Related Conditions and Causes of DVT

Being overweight or obese greatly increases the risk of DVT. According to the American Heart Association, people who are obese have twice the risk of blood clots than those who are a healthy weight.

Pregnancy also increases the risk of DVT. According to the CDC, pregnant women are 5 times more likely to get a blood clot than women who are not pregnant.

The risk remains during pregnancy, through childbirth, and up to three months after delivery.
Pregnancy increases the risk of DVT for a number of reasons. A woman’s blood clots more easily during pregnancy to prevent excess blood loss during labor and for a period of time after delivery, according to the CDC.

Later in pregnancy, the extra weight from the growing baby puts pressure on the pelvis and can decrease blood flow to the legs. Finally, pregnant women may have limited mobility during pregnancy and after delivery, which can increase the risk of blood clots.

DVT and COVID-19

Much attention has been paid to the risk of blood clots and the COVID-19 vaccine, but research suggests that the risk is much higher from the virus itself.

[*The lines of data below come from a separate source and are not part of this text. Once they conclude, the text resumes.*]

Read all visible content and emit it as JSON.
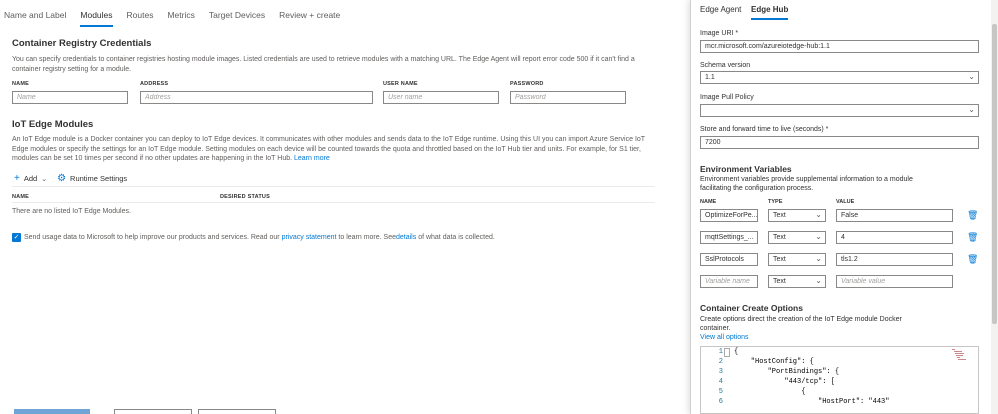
{
  "tabs": [
    "Name and Label",
    "Modules",
    "Routes",
    "Metrics",
    "Target Devices",
    "Review + create"
  ],
  "active_tab": "Modules",
  "registry": {
    "title": "Container Registry Credentials",
    "description": "You can specify credentials to container registries hosting module images. Listed credentials are used to retrieve modules with a matching URL. The Edge Agent will report error code 500 if it can't find a container registry setting for a module.",
    "columns": [
      "NAME",
      "ADDRESS",
      "USER NAME",
      "PASSWORD"
    ],
    "placeholders": [
      "Name",
      "Address",
      "User name",
      "Password"
    ]
  },
  "modules": {
    "title": "IoT Edge Modules",
    "description": "An IoT Edge module is a Docker container you can deploy to IoT Edge devices. It communicates with other modules and sends data to the IoT Edge runtime. Using this UI you can import Azure Service IoT Edge modules or specify the settings for an IoT Edge module. Setting modules on each device will be counted towards the quota and throttled based on the IoT Hub tier and units. For example, for S1 tier, modules can be set 10 times per second if no other updates are happening in the IoT Hub.",
    "learn_more": "Learn more",
    "add_label": "Add",
    "runtime_label": "Runtime Settings",
    "col_name": "NAME",
    "col_status": "DESIRED STATUS",
    "empty_text": "There are no listed IoT Edge Modules."
  },
  "telemetry": {
    "text_1": "Send usage data to Microsoft to help improve our products and services. Read our",
    "link_1": "privacy statement",
    "text_2": "to learn more. See",
    "link_2": "details",
    "text_3": "of what data is collected.",
    "checked": true
  },
  "panel": {
    "tabs": [
      "Edge Agent",
      "Edge Hub"
    ],
    "active_tab": "Edge Hub",
    "image_uri_label": "Image URI *",
    "image_uri": "mcr.microsoft.com/azureiotedge-hub:1.1",
    "schema_label": "Schema version",
    "schema_value": "1.1",
    "pull_policy_label": "Image Pull Policy",
    "pull_policy_value": "",
    "ttl_label": "Store and forward time to live (seconds) *",
    "ttl_value": "7200",
    "env_title": "Environment Variables",
    "env_desc": "Environment variables provide supplemental information to a module facilitating the configuration process.",
    "env_cols": [
      "NAME",
      "TYPE",
      "VALUE"
    ],
    "env_rows": [
      {
        "name": "OptimizeForPe...",
        "type": "Text",
        "value": "False"
      },
      {
        "name": "mqttSettings_...",
        "type": "Text",
        "value": "4"
      },
      {
        "name": "SslProtocols",
        "type": "Text",
        "value": "tls1.2"
      }
    ],
    "env_placeholder_name": "Variable name",
    "env_placeholder_type": "Text",
    "env_placeholder_value": "Variable value",
    "cco_title": "Container Create Options",
    "cco_desc": "Create options direct the creation of the IoT Edge module Docker container.",
    "cco_link": "View all options",
    "code_lines": [
      {
        "n": "1",
        "text": "{"
      },
      {
        "n": "2",
        "text": "    \"HostConfig\": {"
      },
      {
        "n": "3",
        "text": "        \"PortBindings\": {"
      },
      {
        "n": "4",
        "text": "            \"443/tcp\": ["
      },
      {
        "n": "5",
        "text": "                {"
      },
      {
        "n": "6",
        "text": "                    \"HostPort\": \"443\""
      }
    ]
  },
  "colors": {
    "accent": "#0078d4",
    "text": "#323130",
    "muted": "#605e5c",
    "border": "#8a8886"
  }
}
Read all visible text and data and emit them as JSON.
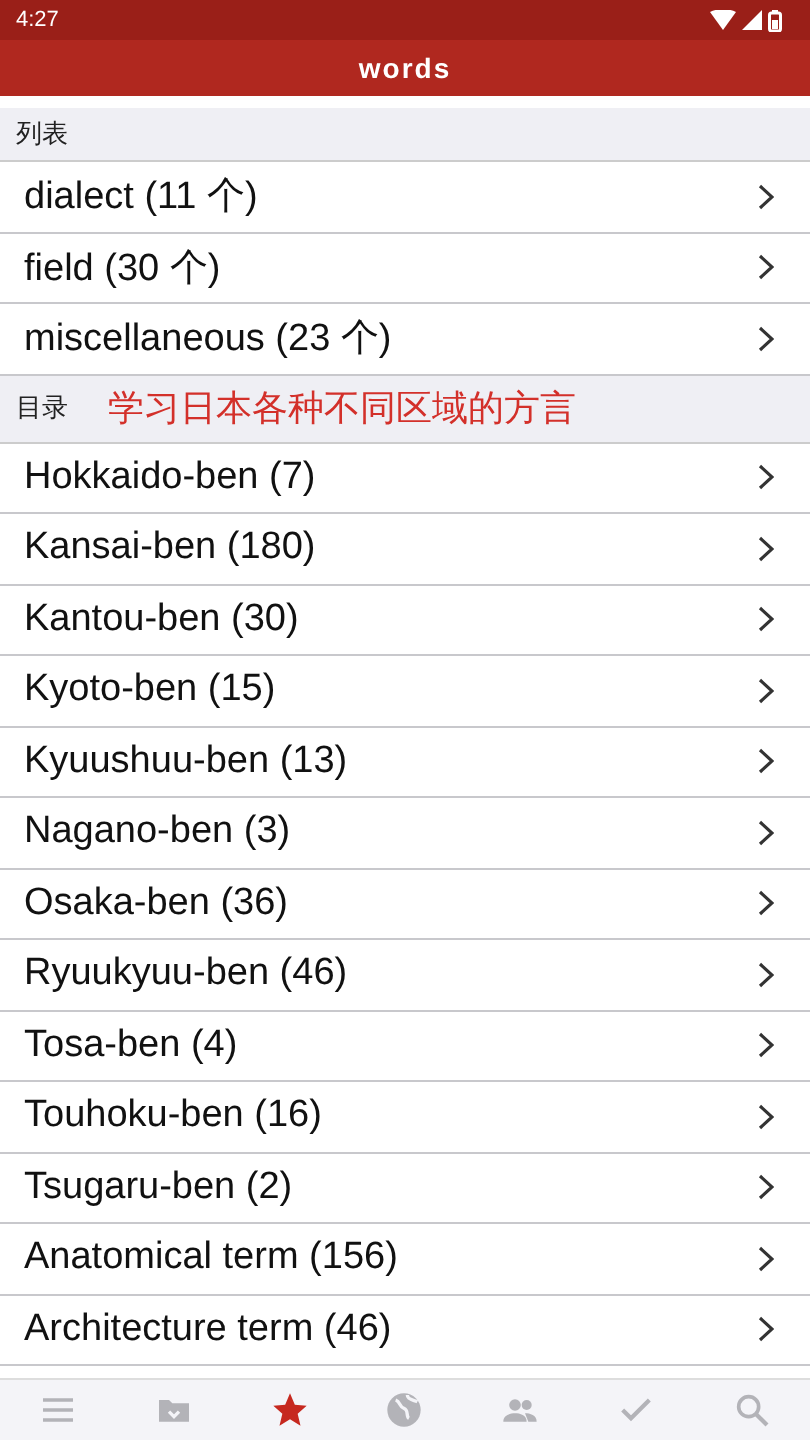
{
  "status_bar": {
    "time": "4:27"
  },
  "header": {
    "title": "words"
  },
  "sections": [
    {
      "title": "列表",
      "items": [
        {
          "label": "dialect (11 个)"
        },
        {
          "label": "field (30 个)"
        },
        {
          "label": "miscellaneous (23 个)"
        }
      ]
    },
    {
      "title": "目录",
      "subtitle": "学习日本各种不同区域的方言",
      "items": [
        {
          "label": "Hokkaido-ben (7)"
        },
        {
          "label": "Kansai-ben (180)"
        },
        {
          "label": "Kantou-ben (30)"
        },
        {
          "label": "Kyoto-ben (15)"
        },
        {
          "label": "Kyuushuu-ben (13)"
        },
        {
          "label": "Nagano-ben (3)"
        },
        {
          "label": "Osaka-ben (36)"
        },
        {
          "label": "Ryuukyuu-ben (46)"
        },
        {
          "label": "Tosa-ben (4)"
        },
        {
          "label": "Touhoku-ben (16)"
        },
        {
          "label": "Tsugaru-ben (2)"
        },
        {
          "label": "Anatomical term (156)"
        },
        {
          "label": "Architecture term (46)"
        }
      ]
    }
  ],
  "tab_bar": [
    {
      "kind": "menu",
      "selected": false
    },
    {
      "kind": "folder",
      "selected": false
    },
    {
      "kind": "star",
      "selected": true
    },
    {
      "kind": "globe",
      "selected": false
    },
    {
      "kind": "people",
      "selected": false
    },
    {
      "kind": "check",
      "selected": false
    },
    {
      "kind": "search",
      "selected": false
    }
  ]
}
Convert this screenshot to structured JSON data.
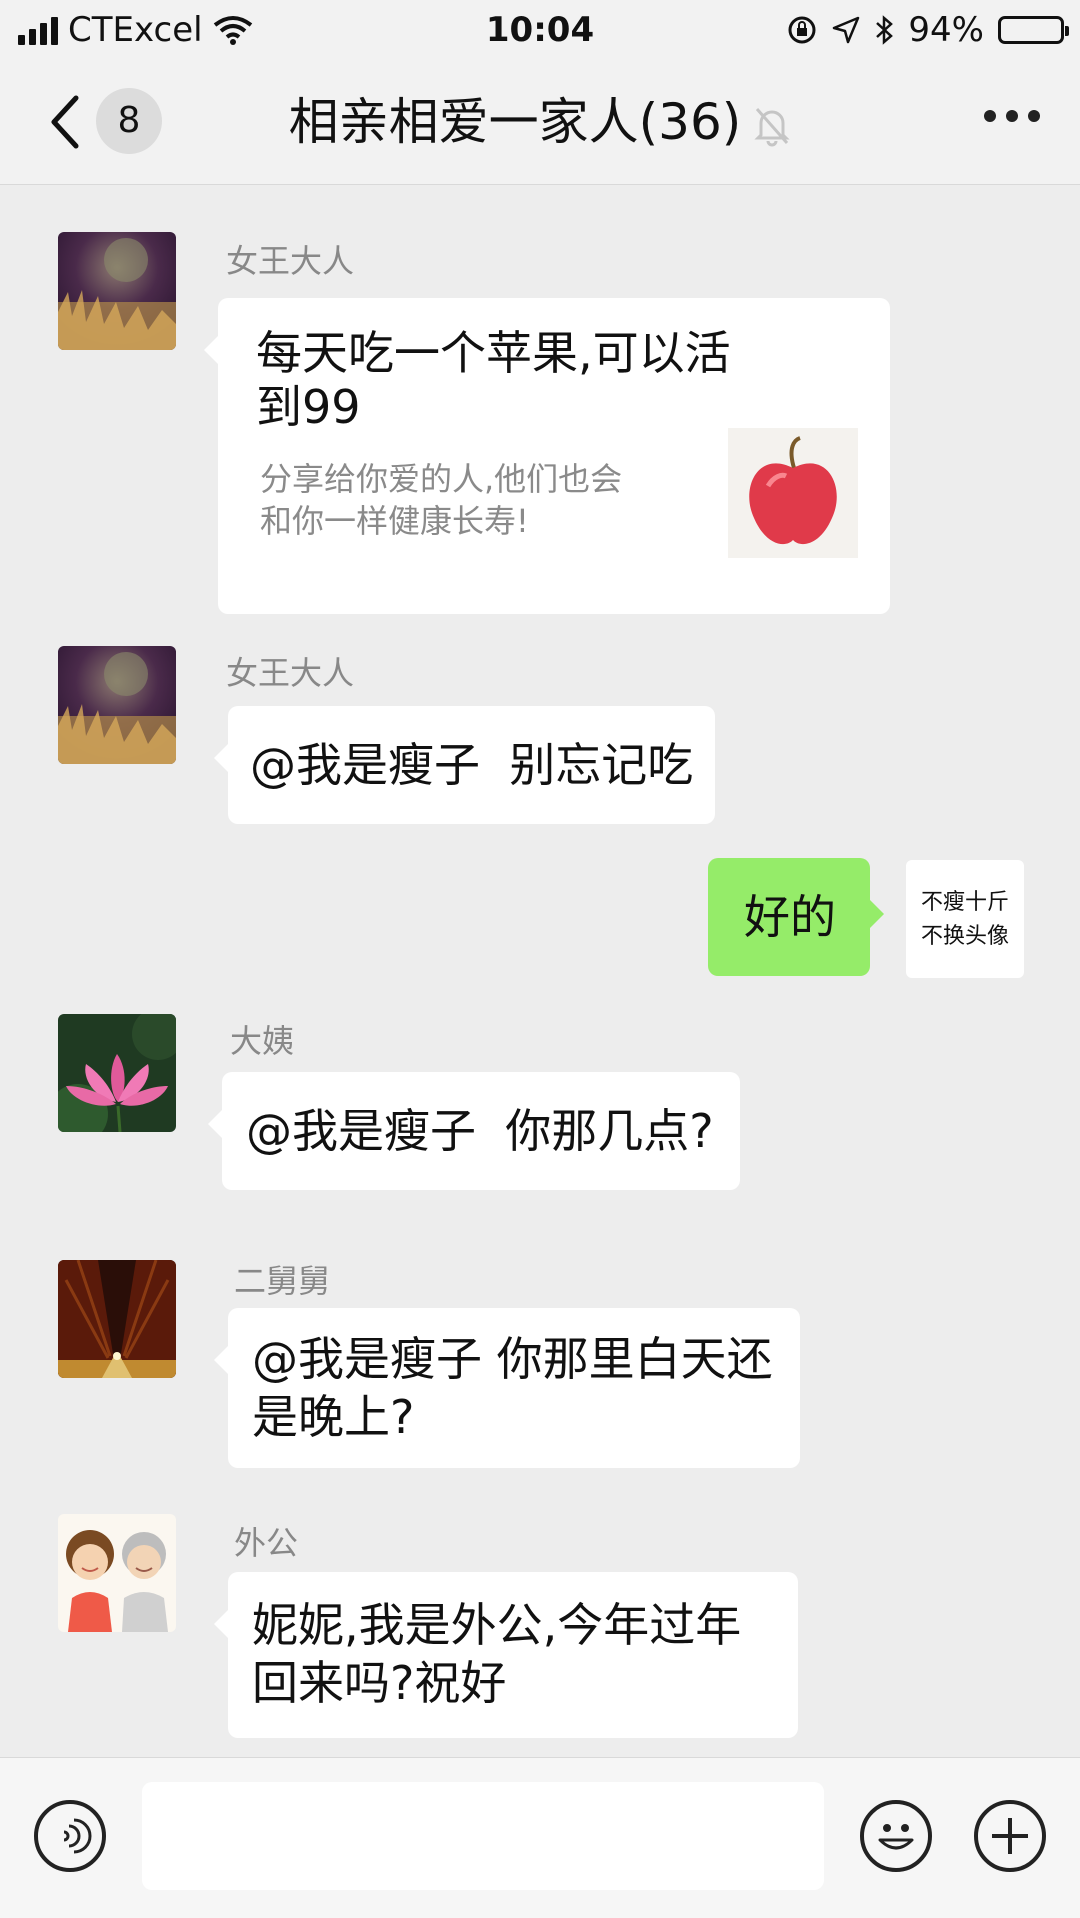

A study published in the The BMJ looked at the incidence of blood clots and stroke in people vaccinated with the AstraZeneca or Pfizer vaccines.

The results showed that for every 10 million people vaccinated with the AstraZeneca shot, 66 experienced a blood clot in their veins. This is compared with 12,614 per 10 million people with COVID-19.

The study also found that 143 people out of 10 million had an ischemic stroke in the 28 days after the first dose of the Pfizer vaccine, compared with 1,699 with COVID-19.

The research adds to the evidence that getting infected with COVID-19 is more serious than the potential side effect from the vaccine that protects against getting COVID-19.